[comp.cog-eng] Cut-and-paste

rjf@eagle.ukc.ac.uk (R.J.Faichney) (08/08/88)

In article <5411@eagle.ukc.ac.uk> I (rjf@ukc.ac.uk - Robin Faichney) wrote:
>[About how remote conferencing had nothing to do with sharedx as the
>former is application functionality and X is part of the user-interface.]

In order to complete the picture I'd like to add just a little to what
I said before. (Also because of a certain lack of response so far!)

If we try to strictly separate user-interface from the (rest of the)
application functionality we come across certain problems in deciding
just what goes where. One of the most difficult is cut-and-paste. My
view is that this is part of the functionality, not the interface. OK,
if you merely copy something from one application, that application
need not know, nor do anything about it - but the one at the other end
certainly should. And if you are doing a move rather than a copy, both
ends need to be fully aware of what is going on. It seems to me that
these operations are generally part of the functionality, and in
principle no more closely associated with the interface than any other
part of the functionality of an interactive application.

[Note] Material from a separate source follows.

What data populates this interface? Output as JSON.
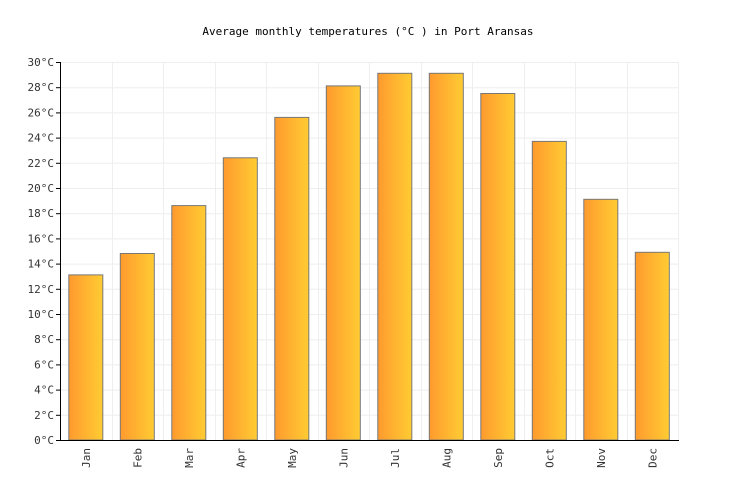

So why does X, like other windowing systems, provide 'cut buffers' and
such stuff? I think that it's purely historical: because cut-and-paste
was originally a functional accretion, designed to automate what a user
had formerly done manually, it was convenient to bung it into the
user-interface and fool the application into believing that it was
still a simple user-action. Instead of having applications talk
directly to each other in a language both understand, the stuff is
piped through two user-interfaces, resulting in at least two redundant
transformations.

So I say 'Cut cut buffers out of X -- and the rest'. Who would argue?